A Pétersbourg, la nouvelle des répressions inutilement sanglantes de Varsovie avait produit une impression plutôt favorable aux Polonais, et le résultat en fut l'oukaze du 26 mars 1861 qui concéda à la Pologne un conseil d'État distinct, une direction particulière des Cultes et de l'Instruction publique, desconseils de gouvernement, des districts, des municipalités élues, c'est-à-dire à peu près les clauses non exécutées du statut de 1832. La direction de l'Instruction publique fut confiée à un Polonais, le marquis Wiélopolski, partisan de la conciliation; mais, pour atténuer l'effet de ces concessions, le 6 avril, la Société d'agriculture fut supprimée. Ce fut le système du gouvernement si tant est que l'on puisse appeler cette indécision perpétuelle un système que de faire alterner les apparences de concessions et les mesures de rigueur, jusqu'au jour où l'opinion russe lui imposa une conduite suivie.

La suppression de la Société d'agriculture devait forcément produire de nouveaux troubles. Le 7 et le 8 avril, des manifestations eurent lieu, demandant le retrait de l'ordonnance de dissolution. Elles finirent comme les manifestations de Février, par une fusillade insensée sur une foule sans armes : la place du Château resta jonchée de morts et de blessés. Mais les manifestations n'en continuèrent pas moins le 10 octobre, à Horodlo, sur la frontière de la Pologne et de la Lithuanie,

une foule immense, venue des deux pays, célébra l'anniversaire de leur union séculaire. L'humanité du commandant des troupes concentrées à Horodlo empêcha seule un nouveau

massacre.

Pendant ce temps, le gouvernement continuait à tergiverser, effrayé successivement et de ses concessions et de ses rigueurs.

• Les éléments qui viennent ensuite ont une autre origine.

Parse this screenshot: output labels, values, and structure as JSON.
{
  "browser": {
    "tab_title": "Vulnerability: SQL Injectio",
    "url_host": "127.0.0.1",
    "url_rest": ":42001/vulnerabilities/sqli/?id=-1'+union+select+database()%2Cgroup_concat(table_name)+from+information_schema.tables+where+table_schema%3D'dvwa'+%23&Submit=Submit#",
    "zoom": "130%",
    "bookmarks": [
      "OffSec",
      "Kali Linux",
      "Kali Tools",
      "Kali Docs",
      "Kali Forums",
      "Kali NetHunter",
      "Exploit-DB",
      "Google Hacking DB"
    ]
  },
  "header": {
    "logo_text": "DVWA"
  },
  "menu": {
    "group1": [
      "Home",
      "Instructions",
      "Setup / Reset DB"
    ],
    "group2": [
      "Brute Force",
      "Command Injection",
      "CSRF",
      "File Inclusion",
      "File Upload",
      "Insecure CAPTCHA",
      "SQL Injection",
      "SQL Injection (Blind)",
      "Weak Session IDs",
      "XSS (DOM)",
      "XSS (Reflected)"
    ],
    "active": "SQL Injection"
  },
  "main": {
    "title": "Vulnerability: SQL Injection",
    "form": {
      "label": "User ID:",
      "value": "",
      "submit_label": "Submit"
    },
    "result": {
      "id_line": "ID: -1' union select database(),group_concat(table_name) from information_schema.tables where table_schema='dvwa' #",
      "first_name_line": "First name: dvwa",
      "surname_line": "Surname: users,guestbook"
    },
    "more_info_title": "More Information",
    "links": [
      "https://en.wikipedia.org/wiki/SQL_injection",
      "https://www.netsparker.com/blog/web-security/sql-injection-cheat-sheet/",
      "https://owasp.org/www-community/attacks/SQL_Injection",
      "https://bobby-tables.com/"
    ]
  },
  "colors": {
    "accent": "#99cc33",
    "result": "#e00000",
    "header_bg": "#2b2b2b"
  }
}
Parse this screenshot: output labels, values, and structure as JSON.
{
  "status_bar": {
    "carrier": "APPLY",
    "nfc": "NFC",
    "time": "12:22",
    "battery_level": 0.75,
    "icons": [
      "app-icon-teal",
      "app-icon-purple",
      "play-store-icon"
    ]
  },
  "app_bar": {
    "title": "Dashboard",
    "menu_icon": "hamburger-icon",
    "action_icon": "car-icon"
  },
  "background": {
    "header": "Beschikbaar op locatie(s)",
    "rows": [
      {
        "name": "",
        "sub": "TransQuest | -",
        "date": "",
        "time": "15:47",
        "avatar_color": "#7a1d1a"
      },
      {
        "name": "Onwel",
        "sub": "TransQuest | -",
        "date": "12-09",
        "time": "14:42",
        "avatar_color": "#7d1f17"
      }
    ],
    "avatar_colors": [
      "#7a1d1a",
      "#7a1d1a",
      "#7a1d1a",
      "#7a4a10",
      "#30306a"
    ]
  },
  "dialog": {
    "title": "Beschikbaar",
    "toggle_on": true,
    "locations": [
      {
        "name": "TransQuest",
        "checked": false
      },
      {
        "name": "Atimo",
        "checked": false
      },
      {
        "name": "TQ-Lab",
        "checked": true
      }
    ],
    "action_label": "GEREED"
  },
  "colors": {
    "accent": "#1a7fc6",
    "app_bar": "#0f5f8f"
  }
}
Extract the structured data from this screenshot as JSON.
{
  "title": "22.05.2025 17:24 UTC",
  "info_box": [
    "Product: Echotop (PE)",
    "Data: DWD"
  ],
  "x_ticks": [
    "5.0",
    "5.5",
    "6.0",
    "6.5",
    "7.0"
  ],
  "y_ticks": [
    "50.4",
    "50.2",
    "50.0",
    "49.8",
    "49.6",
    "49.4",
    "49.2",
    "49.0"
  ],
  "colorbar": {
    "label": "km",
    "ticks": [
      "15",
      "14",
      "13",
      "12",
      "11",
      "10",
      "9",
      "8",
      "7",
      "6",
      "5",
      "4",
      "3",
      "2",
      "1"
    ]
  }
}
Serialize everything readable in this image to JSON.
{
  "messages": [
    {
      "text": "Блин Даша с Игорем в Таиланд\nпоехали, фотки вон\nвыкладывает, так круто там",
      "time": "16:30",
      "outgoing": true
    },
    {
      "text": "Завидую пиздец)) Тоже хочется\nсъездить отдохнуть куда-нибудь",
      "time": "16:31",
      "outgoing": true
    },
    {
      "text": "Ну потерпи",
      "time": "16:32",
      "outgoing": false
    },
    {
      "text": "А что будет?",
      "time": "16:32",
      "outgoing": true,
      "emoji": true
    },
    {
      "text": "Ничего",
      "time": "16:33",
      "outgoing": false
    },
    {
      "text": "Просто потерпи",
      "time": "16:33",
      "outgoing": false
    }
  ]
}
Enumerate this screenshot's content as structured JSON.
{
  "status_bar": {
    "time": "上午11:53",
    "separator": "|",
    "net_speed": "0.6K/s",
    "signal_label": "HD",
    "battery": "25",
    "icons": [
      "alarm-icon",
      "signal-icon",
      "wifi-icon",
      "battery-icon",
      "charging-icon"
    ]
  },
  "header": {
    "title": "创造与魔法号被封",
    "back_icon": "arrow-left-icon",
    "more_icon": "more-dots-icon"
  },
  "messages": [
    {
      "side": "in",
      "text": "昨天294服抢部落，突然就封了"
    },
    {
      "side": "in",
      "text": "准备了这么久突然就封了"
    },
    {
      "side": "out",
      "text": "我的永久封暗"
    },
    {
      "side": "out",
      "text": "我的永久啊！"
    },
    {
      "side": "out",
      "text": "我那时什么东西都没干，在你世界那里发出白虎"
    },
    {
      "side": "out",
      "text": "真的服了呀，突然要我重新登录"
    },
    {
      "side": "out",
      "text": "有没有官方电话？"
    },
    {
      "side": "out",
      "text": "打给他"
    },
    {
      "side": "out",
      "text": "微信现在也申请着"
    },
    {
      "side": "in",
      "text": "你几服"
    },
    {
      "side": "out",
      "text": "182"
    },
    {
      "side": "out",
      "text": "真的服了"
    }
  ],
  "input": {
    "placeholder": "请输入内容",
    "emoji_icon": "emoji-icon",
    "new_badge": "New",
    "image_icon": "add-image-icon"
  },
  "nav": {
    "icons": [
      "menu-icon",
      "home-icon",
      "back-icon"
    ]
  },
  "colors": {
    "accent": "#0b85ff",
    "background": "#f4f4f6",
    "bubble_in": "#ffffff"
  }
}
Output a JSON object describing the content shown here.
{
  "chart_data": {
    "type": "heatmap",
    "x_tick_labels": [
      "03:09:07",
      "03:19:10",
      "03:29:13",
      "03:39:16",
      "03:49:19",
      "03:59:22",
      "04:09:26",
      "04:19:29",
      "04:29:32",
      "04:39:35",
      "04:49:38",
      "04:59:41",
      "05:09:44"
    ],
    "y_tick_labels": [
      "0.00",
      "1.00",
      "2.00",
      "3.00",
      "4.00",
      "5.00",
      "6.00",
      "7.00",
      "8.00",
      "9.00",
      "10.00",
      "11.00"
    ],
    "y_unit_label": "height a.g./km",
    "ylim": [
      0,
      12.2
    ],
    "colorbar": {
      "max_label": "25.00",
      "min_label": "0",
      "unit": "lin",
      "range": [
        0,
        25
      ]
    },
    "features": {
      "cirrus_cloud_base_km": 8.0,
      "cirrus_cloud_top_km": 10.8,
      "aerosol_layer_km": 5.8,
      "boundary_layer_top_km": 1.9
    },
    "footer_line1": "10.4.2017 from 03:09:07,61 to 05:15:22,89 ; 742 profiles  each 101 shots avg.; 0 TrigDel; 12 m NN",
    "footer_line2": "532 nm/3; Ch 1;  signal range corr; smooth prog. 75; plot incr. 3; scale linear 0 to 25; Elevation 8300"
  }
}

Au prince Gortchakof, mort à la fin de mai, avait succédé le général Louchmanett, qui lui-même, à la suite de démêlés avec le marquis Wielopolski, céda la place au général comte Lambert. Celui-ci, catholique, issu d'une famille française, était l'homme de la conciliation; mais on avait eu soin de l'entourer des partisans de la répression à outrance et, le 15 octobre, Varsovie eut une nouvelle journée. La population s'était portée dans les églises pour assister à des services célébrés en mémoire de Kosciuzsko l'autorité militaire fit bloquer les églises, et la foule épouvantée refusant d'en sortir, finit par les faire évacuer de force, à quatre heures du matin : deux mille arrestations furent opérées. Quelques jours plus tard, après une scène violente avec Lambert, le commandant des troupes, le général Gerstenzweig se brûla la cervelle. Il s'en suivit le rappel de Lambert, la démission de Wiélopolski, une multitude d'arrestations et de déportations. Pourtant la politique de conciliation n'avait pas dit son dernier mot. Au mois de juin 1862, le grand-duc Constantin fut nommé vice-roi, et Wielopolski reparut à Varsovie, en qualité de vice-président du Conseil d'Etat et de chef de l'administration civile. Mais il était trop tard pour apaiser les esprits par de simples réformes administratives. A l'appel du grand-duc, les nobles répondirent par la demande de la réunion en un seul corps de toutes les anciennes provinces polonaises; des exaltés attentèrent à sa vie, puis à celle de Wiélopolski. Les mesures de répression recommencèrent l'une d'entre elles, un recrutement arbitraire, ou, plus exactement, l'arrestation d'un certain nombre de jeunes gens, sous couleur de recrutement, amena l'insurrection. Comme en Vendée, les premiers insurgés furent des réfractaires.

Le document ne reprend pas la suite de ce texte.